Rispetto a questi ultimi, vuole il Ministro Giannini riproporre il tormentone dell’”onda anomala” di berlingueriana memoria?
Non vi è dubbio che l’anticipo a 5 anni sia pensato in funzione del diploma a 18 anni. Ma è così importante uscire dal sistema a 18 anni?
L’ADi è favorevole al completamento della scolarizzazione a 18 anni, perché al di là di ogni altra considerazione, non è sostenibile mantenere persone che hanno raggiunto la maggiore età entro una scuola pensata e organizzata per minorenni. E’ d’altra parte una questione che ci trasciniamo da 30 anni. Il Ddl di riforma della scuola secondaria superiore approvato alla Camera nel 1978 (non passò al Senato per la fine della legislatura) prevedeva all’art. 10 l’avvio della sperimentazione per concludere la scuola secondaria a 18 anni. E stiamo ancora discutendo! Il “liceo corto” sarà oggetto di approfondimento della 2^ sessione del seminario estivo dell’ADi, nella quale sarà indagata una diversa organizzazione dei piani di studio. E’ infatti impensabile che la conclusione a 18 anni si realizzi con la compressione degli attuali curricoli quinquennali in 4 anni. Sarebbe pura follia.

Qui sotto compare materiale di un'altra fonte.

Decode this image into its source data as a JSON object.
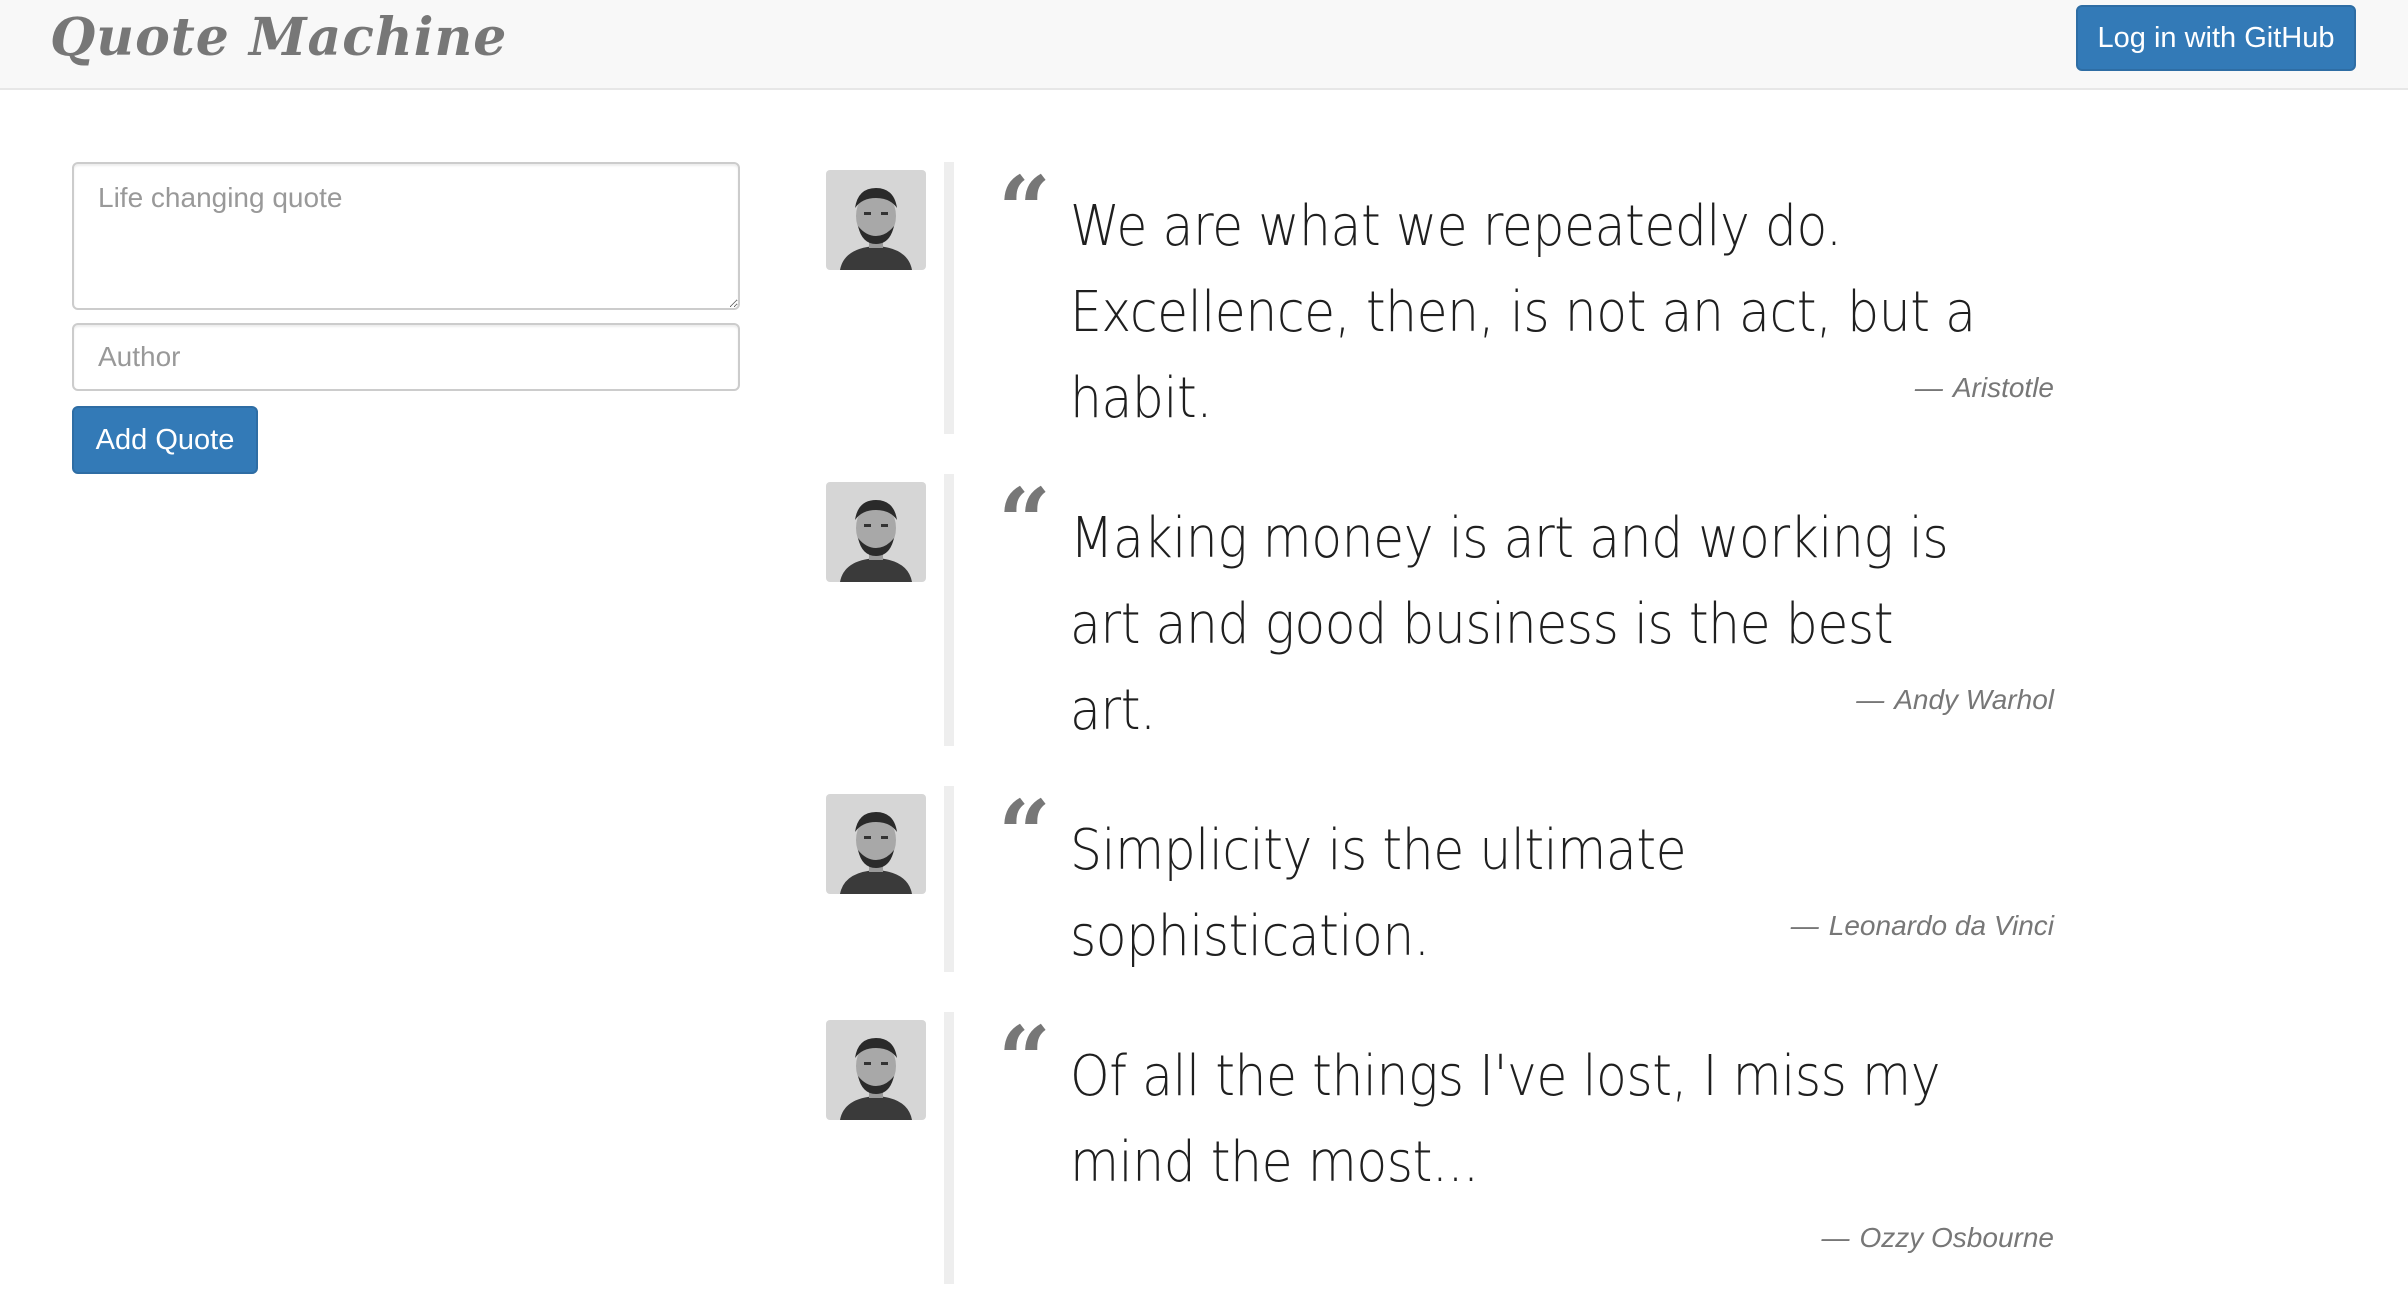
{
  "navbar": {
    "brand": "Quote Machine",
    "login_label": "Log in with GitHub"
  },
  "form": {
    "quote_placeholder": "Life changing quote",
    "author_placeholder": "Author",
    "add_label": "Add Quote"
  },
  "quotes": [
    {
      "text": "We are what we repeatedly do. Excellence, then, is not an act, but a habit.",
      "author": "Aristotle"
    },
    {
      "text": "Making money is art and working is art and good business is the best art.",
      "author": "Andy Warhol"
    },
    {
      "text": "Simplicity is the ultimate sophistication.",
      "author": "Leonardo da Vinci"
    },
    {
      "text": "Of all the things I've lost, I miss my mind the most...",
      "author": "Ozzy Osbourne"
    }
  ],
  "quote_mark": "“",
  "footer_dash": "—",
  "icons": {
    "avatar": "user-avatar-icon"
  },
  "colors": {
    "accent": "#337ab7",
    "muted": "#777777",
    "border": "#eeeeee"
  }
}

Ma se è vero che l’ “anello debole” del nostro sistema è la secondaria di primo grado perché non si pensa ad un intervento serio su questo segmento scolastico?

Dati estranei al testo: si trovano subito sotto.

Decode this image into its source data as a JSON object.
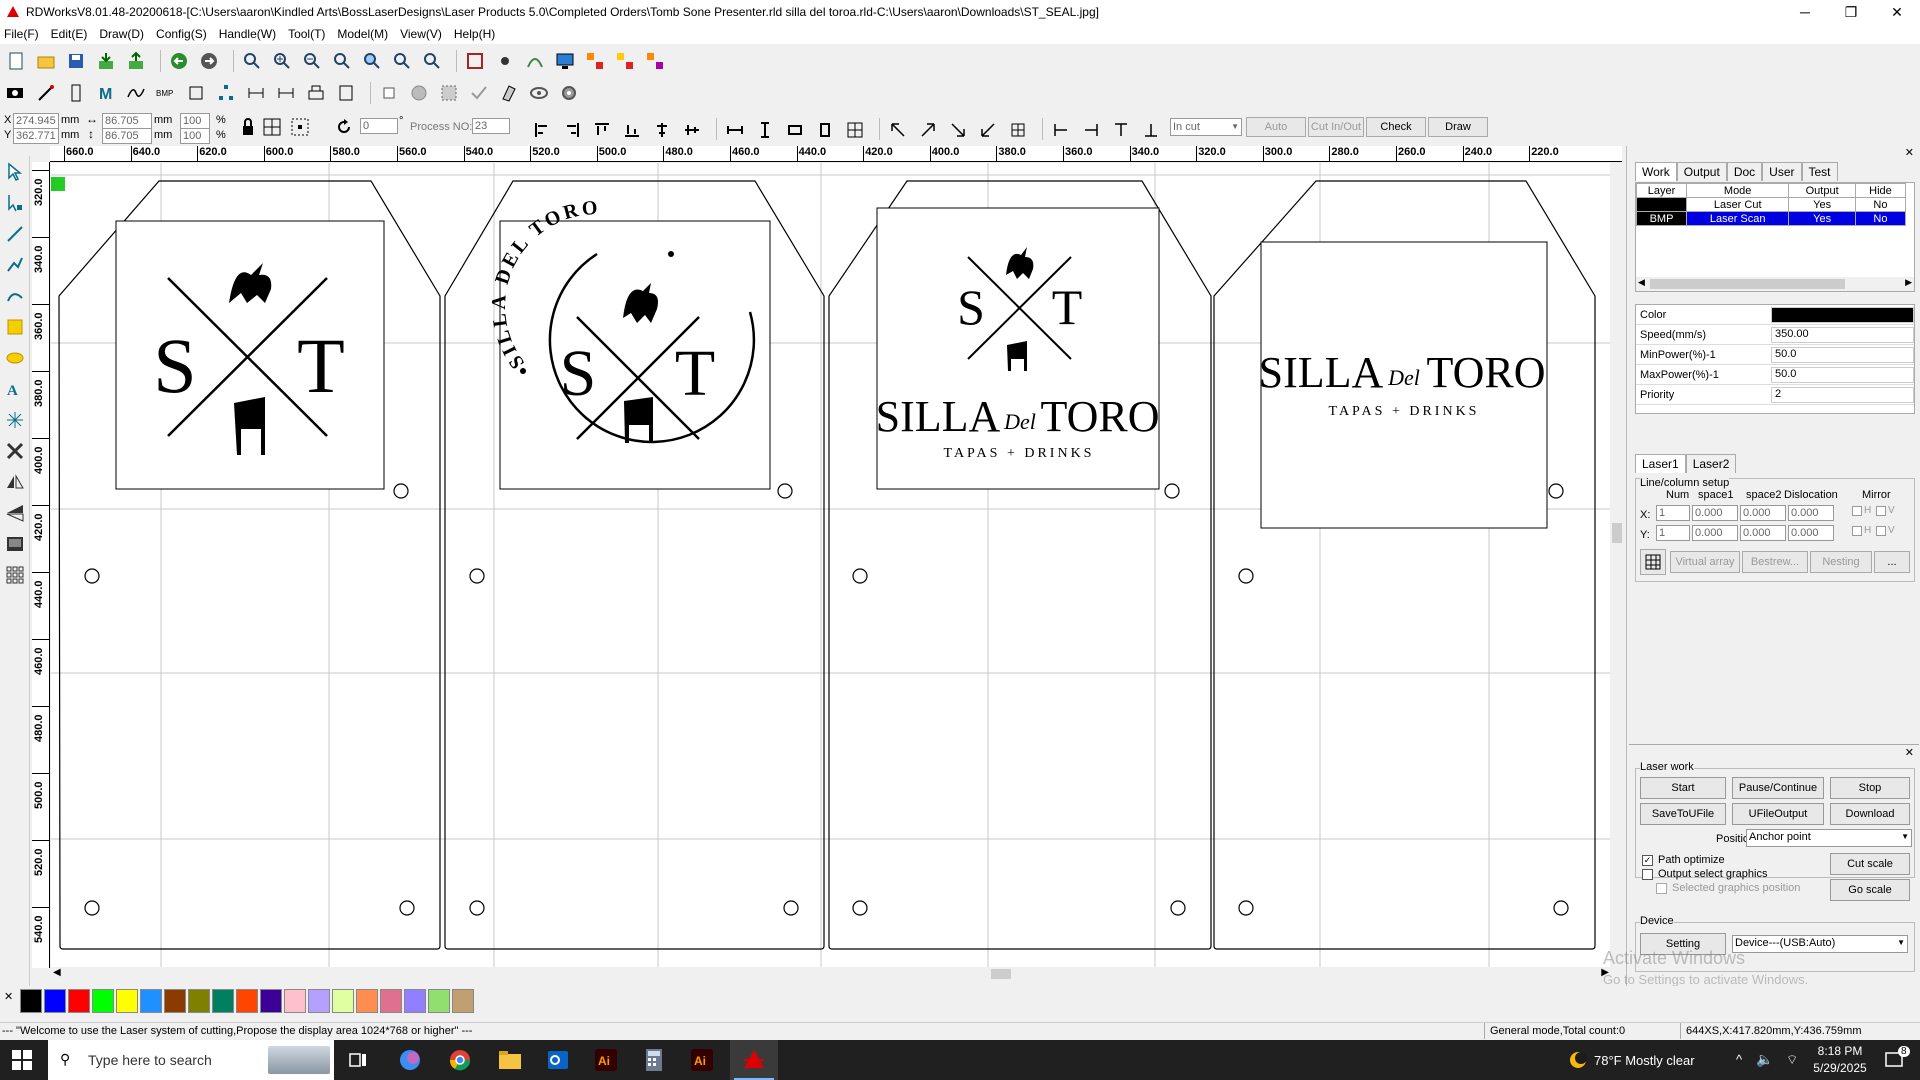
{
  "window": {
    "title": "RDWorksV8.01.48-20200618-[C:\\Users\\aaron\\Kindled Arts\\BossLaserDesigns\\Laser Products 5.0\\Completed Orders\\Tomb Sone Presenter.rld silla del toroa.rld-C:\\Users\\aaron\\Downloads\\ST_SEAL.jpg]",
    "minimize": "─",
    "restore": "❐",
    "close": "✕"
  },
  "menu": [
    "File(F)",
    "Edit(E)",
    "Draw(D)",
    "Config(S)",
    "Handle(W)",
    "Tool(T)",
    "Model(M)",
    "View(V)",
    "Help(H)"
  ],
  "coords": {
    "x_label": "X",
    "y_label": "Y",
    "x_value": "274.945",
    "y_value": "362.771",
    "x_unit": "mm",
    "y_unit": "mm",
    "w_value": "86.705",
    "h_value": "86.705",
    "w_unit": "mm",
    "h_unit": "mm",
    "sx_value": "100",
    "sy_value": "100",
    "pct": "%",
    "rot_value": "0",
    "deg": "°",
    "process_no_label": "Process NO:",
    "process_no_value": "23",
    "cut_mode": "In cut",
    "auto_label": "Auto",
    "cut_inout_label": "Cut In/Out",
    "check_label": "Check",
    "draw_label": "Draw"
  },
  "ruler_h": [
    "660.0",
    "640.0",
    "620.0",
    "600.0",
    "580.0",
    "560.0",
    "540.0",
    "520.0",
    "500.0",
    "480.0",
    "460.0",
    "440.0",
    "420.0",
    "400.0",
    "380.0",
    "360.0",
    "340.0",
    "320.0",
    "300.0",
    "280.0",
    "260.0",
    "240.0",
    "220.0"
  ],
  "ruler_v": [
    "320.0",
    "340.0",
    "360.0",
    "380.0",
    "400.0",
    "420.0",
    "440.0",
    "460.0",
    "480.0",
    "500.0",
    "520.0",
    "540.0"
  ],
  "designs": {
    "monogram_s": "S",
    "monogram_t": "T",
    "seal_text": "SILLA DEL TORO",
    "brand_left": "SILLA",
    "brand_del": "Del",
    "brand_right": "TORO",
    "tagline": "TAPAS + DRINKS"
  },
  "right_panel": {
    "tabs": [
      "Work",
      "Output",
      "Doc",
      "User",
      "Test"
    ],
    "layer_headers": [
      "Layer",
      "Mode",
      "Output",
      "Hide"
    ],
    "layers": [
      {
        "layer": "",
        "mode": "Laser Cut",
        "output": "Yes",
        "hide": "No",
        "color": "#000000"
      },
      {
        "layer": "BMP",
        "mode": "Laser Scan",
        "output": "Yes",
        "hide": "No",
        "color": "#000000"
      }
    ],
    "props": [
      {
        "k": "Color",
        "v": ""
      },
      {
        "k": "Speed(mm/s)",
        "v": "350.00"
      },
      {
        "k": "MinPower(%)-1",
        "v": "50.0"
      },
      {
        "k": "MaxPower(%)-1",
        "v": "50.0"
      },
      {
        "k": "Priority",
        "v": "2"
      }
    ],
    "laser_tabs": [
      "Laser1",
      "Laser2"
    ],
    "line_column": {
      "title": "Line/column setup",
      "headers": [
        "Num",
        "space1",
        "space2",
        "Dislocation",
        "Mirror"
      ],
      "x_label": "X:",
      "y_label": "Y:",
      "x_vals": [
        "1",
        "0.000",
        "0.000",
        "0.000"
      ],
      "y_vals": [
        "1",
        "0.000",
        "0.000",
        "0.000"
      ],
      "h": "H",
      "v": "V",
      "virtual_array": "Virtual array",
      "bestrew": "Bestrew...",
      "nesting": "Nesting",
      "more": "..."
    },
    "laser_work": {
      "title": "Laser work",
      "start": "Start",
      "pause": "Pause/Continue",
      "stop": "Stop",
      "save_u": "SaveToUFile",
      "ufile_out": "UFileOutput",
      "download": "Download",
      "position_label": "Position:",
      "position_value": "Anchor point",
      "path_optimize": "Path optimize",
      "output_select": "Output select graphics",
      "selected_pos": "Selected graphics position",
      "cut_scale": "Cut scale",
      "go_scale": "Go scale"
    },
    "device": {
      "title": "Device",
      "setting": "Setting",
      "device_value": "Device---(USB:Auto)"
    },
    "watermark1": "Activate Windows",
    "watermark2": "Go to Settings to activate Windows."
  },
  "palette": [
    "#000000",
    "#0000ff",
    "#ff0000",
    "#00ff00",
    "#ffff00",
    "#1e90ff",
    "#8b3a00",
    "#808000",
    "#008060",
    "#ff4500",
    "#3c0096",
    "#ffc0cb",
    "#b4a0ff",
    "#e0ffa0",
    "#ff8c50",
    "#e07090",
    "#9080ff",
    "#90e070",
    "#c0a070"
  ],
  "status": {
    "message": "--- \"Welcome to use the Laser system of cutting,Propose the display area 1024*768 or higher\" ---",
    "mode": "General mode,Total count:0",
    "position": "644XS,X:417.820mm,Y:436.759mm"
  },
  "taskbar": {
    "search_placeholder": "Type here to search",
    "weather": "78°F  Mostly clear",
    "time": "8:18 PM",
    "date": "5/29/2025",
    "notif_count": "8"
  }
}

Non c’è dubbio che occorra mettere mano anche alla scuola secondaria di 1° grado, avendo particolare attenzione alla formazione iniziale degli insegnanti e alla loro organizzazione del lavoro, in termini di maggiore omogeneità con la scuola primaria. Ciò detto le due cose non si escludono, anzi.

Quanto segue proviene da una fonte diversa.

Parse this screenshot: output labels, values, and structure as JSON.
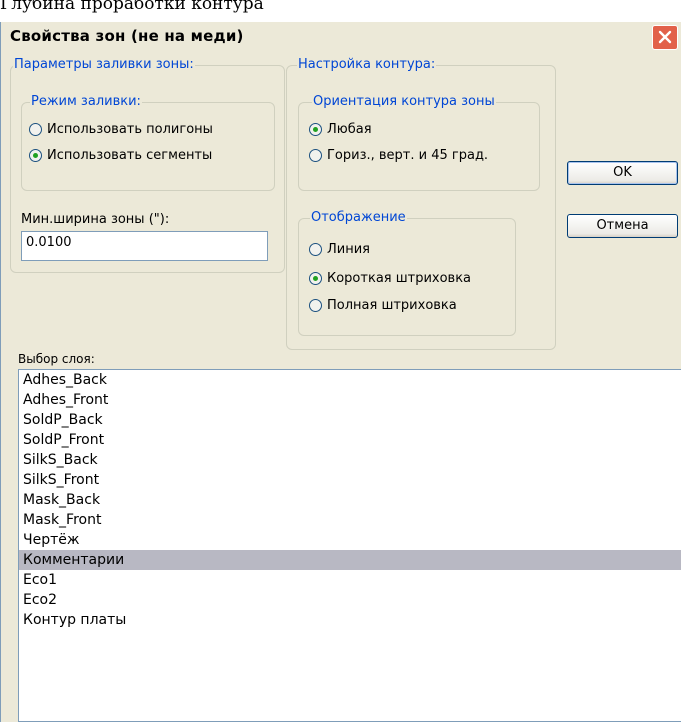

Non dimentichiamo che la scuola media unica, che doveva essere la risposta democratica all’avvento della scuola di massa, è stata invece costruita a misura e a immagine dell’antico ginnasio elitario, esattamente come è avvenuto in Francia. Ciò ha prodotto l’ipervalorizzazione della cultura generale tradizionale, che ha perpetuato e accentuato il disprezzo classista per la cultura del lavoro, con forme di emarginazione e con le note conseguenze sul successivo orientamento degli alunni. La gerarchizzazione dei percorsi secondari di 2° grado, dal liceo all’istruzione e formazione professionale, è tuttora tristemente attuale.